How many of them had "participated in a sanctioned tournament"?

None. At least none I knew personally. Some had been in "unsanctioned" events.

So I totally believe him when he says "Only 10% of players have participated in a sanctioned tournament". I also totally believe the "most common format MtG is played in is people just slapping some cards together from years ago". But neither of those statements is remotely the same as "most of our business comes from random purchases rather than people who fairly consistently buy our stuff".
I love that there is very little in the way of "this world is different, because Halflongs ride donosaurs!"
Eberron is feeling personally attacked lol.
 


Yora

Legend
In my experience, timeline advances make settings unplayable.

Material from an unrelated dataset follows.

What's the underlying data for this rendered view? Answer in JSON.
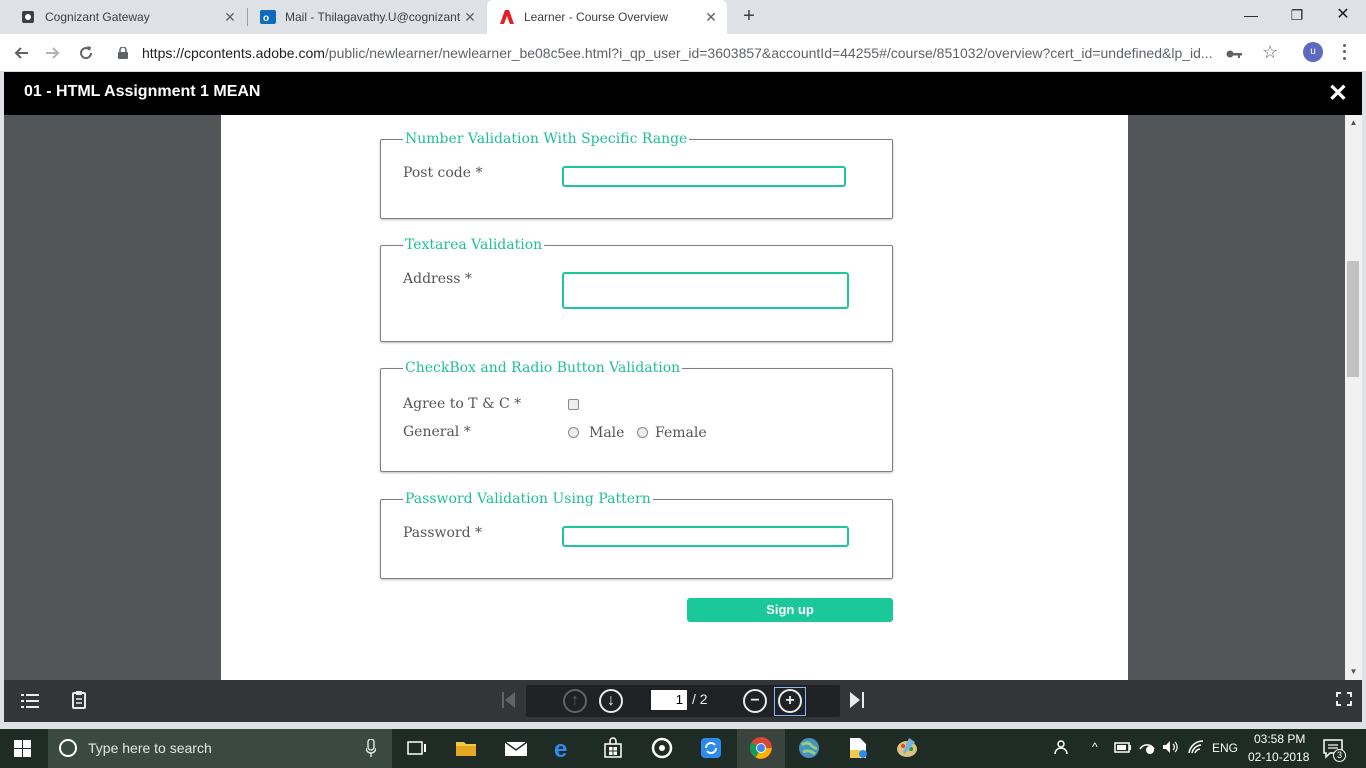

Something interesting is happening in the world that involves important people and factions. I would love using those ideas in my game, but I know there will be another timeline update in a few months, and whatever I do to the NPCs and places in my campaign will be different than what the new official timeline update says happens. So I have to wait for the next update before I can plan my campaign. But then I know there will be another timeline update some more months down the line, and I first have to wait for that to come out before I can actually start planning my campaign.
There never will be a good point to start a campaign that deals with major developments in the world until we have the full story complete. That's not producing game content, that's producing fiction dressed up as game content.

The only good way to still actually run a campaign and not running into the next timeline update making everything invalid is to prepare campaigns that won't touch on the ongoing big events in any way. At which point it again is not game content but tangentially related spinoff fiction.
 

Parmandur

Book-Friend
Eberron is feeling personally attacked lol.
It's a particularly egregious example of a trend with published Settings trying too hard to be distinct, even if the world building is good overall. Exandria doesn't have that: it feels like a generic labor of love made for a group of friends to play some standard D&D.